How this skill works
The skill supplies CloudFormation resource patterns and guidance that you can paste or adapt into stacks: KMS keys and aliases, S3/RDS encryption settings, Secrets Manager secrets with rotation and resource policies, and SSM SecureString parameters. It also demonstrates IAM role and permission boundary patterns, secure security group configurations, ACM certificate usage, and logging/monitoring hooks like CloudTrail.
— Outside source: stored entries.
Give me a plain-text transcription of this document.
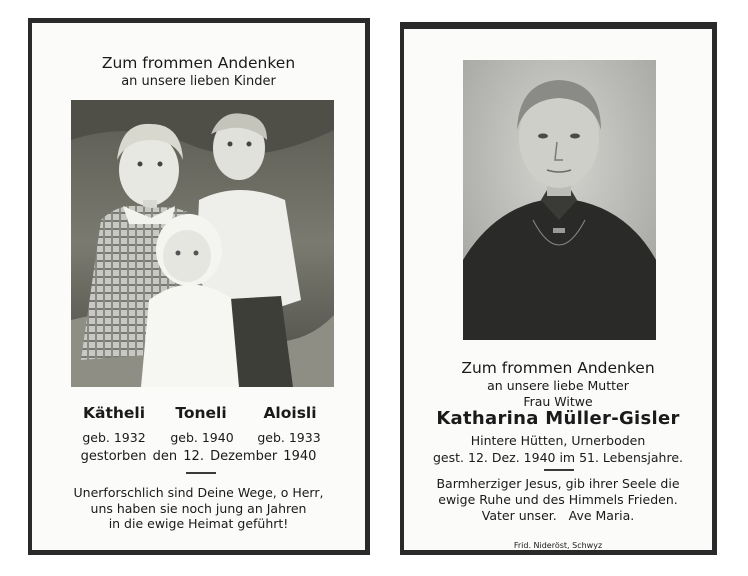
Zum frommen Andenken
an unsere lieben Kinder
Kätheli Toneli Aloisli
geb. 1932 geb. 1940 geb. 1933
gestorben den 12. Dezember 1940
Unerforschlich sind Deine Wege, o Herr,
uns haben sie noch jung an Jahren
in die ewige Heimat geführt!
Zum frommen Andenken
an unsere liebe Mutter
Frau Witwe
Katharina Müller-Gisler
Hintere Hütten, Urnerboden
gest. 12. Dez. 1940 im 51. Lebensjahre.
Barmherziger Jesus, gib ihrer Seele die
ewige Ruhe und des Himmels Frieden.
Vater unser.   Ave Maria.
Frid. Nideröst, Schwyz
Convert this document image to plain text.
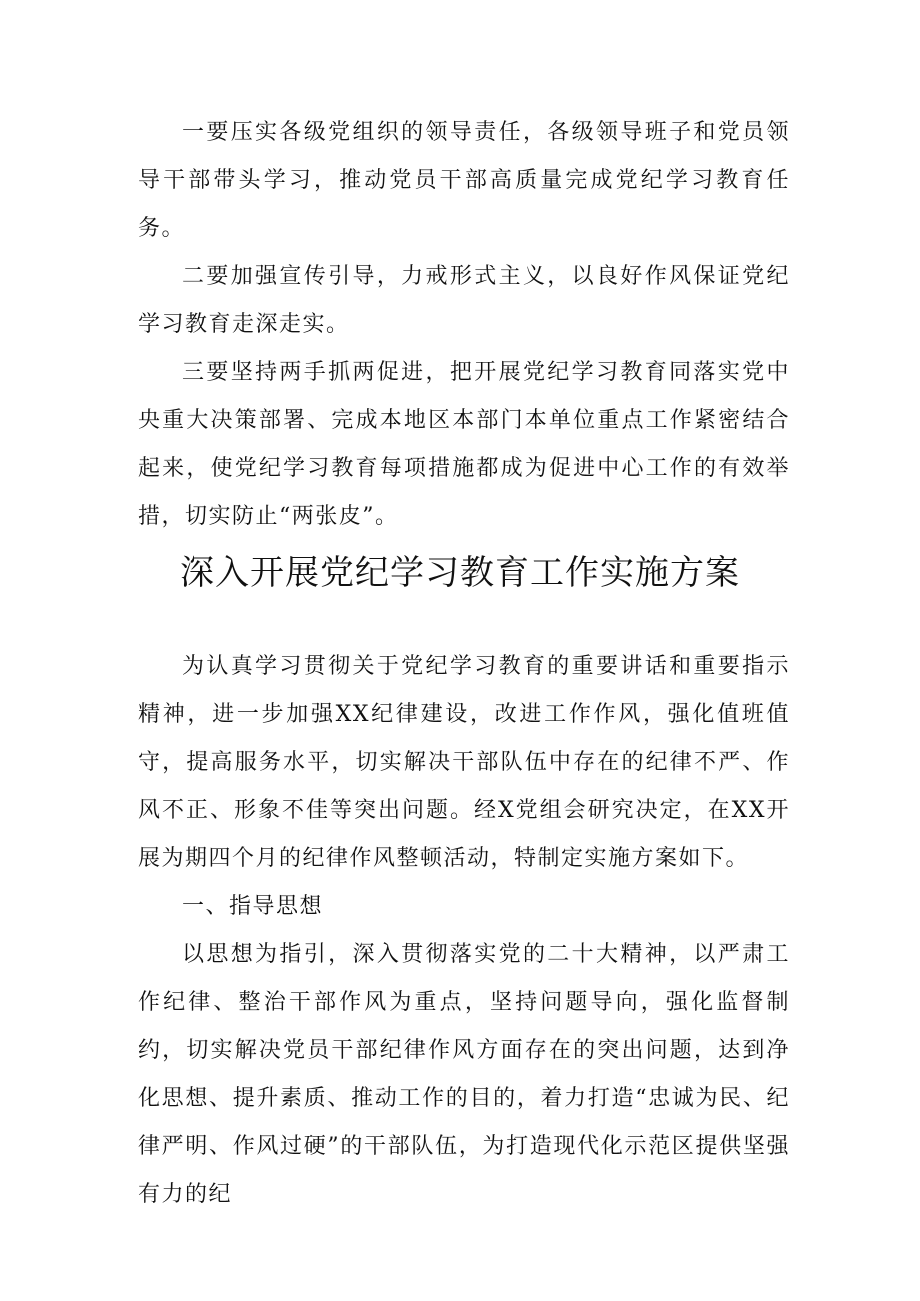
一要压实各级党组织的领导责任，各级领导班子和党员领导干部带头学习，推动党员干部高质量完成党纪学习教育任务。

二要加强宣传引导，力戒形式主义，以良好作风保证党纪学习教育走深走实。

三要坚持两手抓两促进，把开展党纪学习教育同落实党中央重大决策部署、完成本地区本部门本单位重点工作紧密结合起来，使党纪学习教育每项措施都成为促进中心工作的有效举措，切实防止“两张皮”。

深入开展党纪学习教育工作实施方案

为认真学习贯彻关于党纪学习教育的重要讲话和重要指示精神，进一步加强XX纪律建设，改进工作作风，强化值班值守，提高服务水平，切实解决干部队伍中存在的纪律不严、作风不正、形象不佳等突出问题。经X党组会研究决定，在XX开展为期四个月的纪律作风整顿活动，特制定实施方案如下。

一、指导思想

以思想为指引，深入贯彻落实党的二十大精神，以严肃工作纪律、整治干部作风为重点，坚持问题导向，强化监督制约，切实解决党员干部纪律作风方面存在的突出问题，达到净化思想、提升素质、推动工作的目的，着力打造“忠诚为民、纪律严明、作风过硬”的干部队伍，为打造现代化示范区提供坚强有力的纪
Examples show how resources reference keys and secrets securely and how to structure templates with parameters, mappings, conditions, and outputs for different environments.
When to use it
- When you need encryption at-rest and in-transit in CloudFormation templates
- When managing credentials with AWS Secrets Manager and enabling rotation
- When creating KMS keys and applying them to S3, RDS, and other services
- When enforcing least-privilege IAM roles and permission boundaries
- When designing secure network access with security groups and TLS certificates
- When implementing secure cross-stack references and production-ready parameter handling
Best practices
- Define dedicated KMS keys per application or purpose and enable key rotation
- Store credentials in Secrets Manager or SSM SecureString; avoid embedding secrets in templates
- Apply least-privilege IAM policies and use permission boundaries for risky roles
- Block public S3 access, enable bucket encryption with KMS, and version critical buckets
- Use CloudTrail and resource logging to monitor key, secret, and API access
- Model parameters and mappings for environments to avoid risky defaults in production
Example use cases
- Create a KMS-backed S3 bucket template with enforced public access blocking and lifecycle rules
- Provision Secrets Manager secrets with rotation Lambda and resource-based policies for Lambda/EC2 access
- Define SSM SecureString parameters consumed by Lambda functions with NoEcho in parameterized stacks
- Deploy IAM roles with tight assume-role conditions and a permissions boundary for serverless workloads
- Compose a base template with environment mappings, security parameter groups, and outputs for cross-stack secure references
FAQ
Yes. The patterns include properties and examples to configure automatic rotation using a rotation Lambda and RotationRules.AutomaticallyAfterDays.
How do I avoid exposing secrets in stack outputs?
Do not output secret values. Use NoEcho for parameters, store secrets in Secrets Manager/SSM SecureString, and reference them by ARN or path instead of printing values.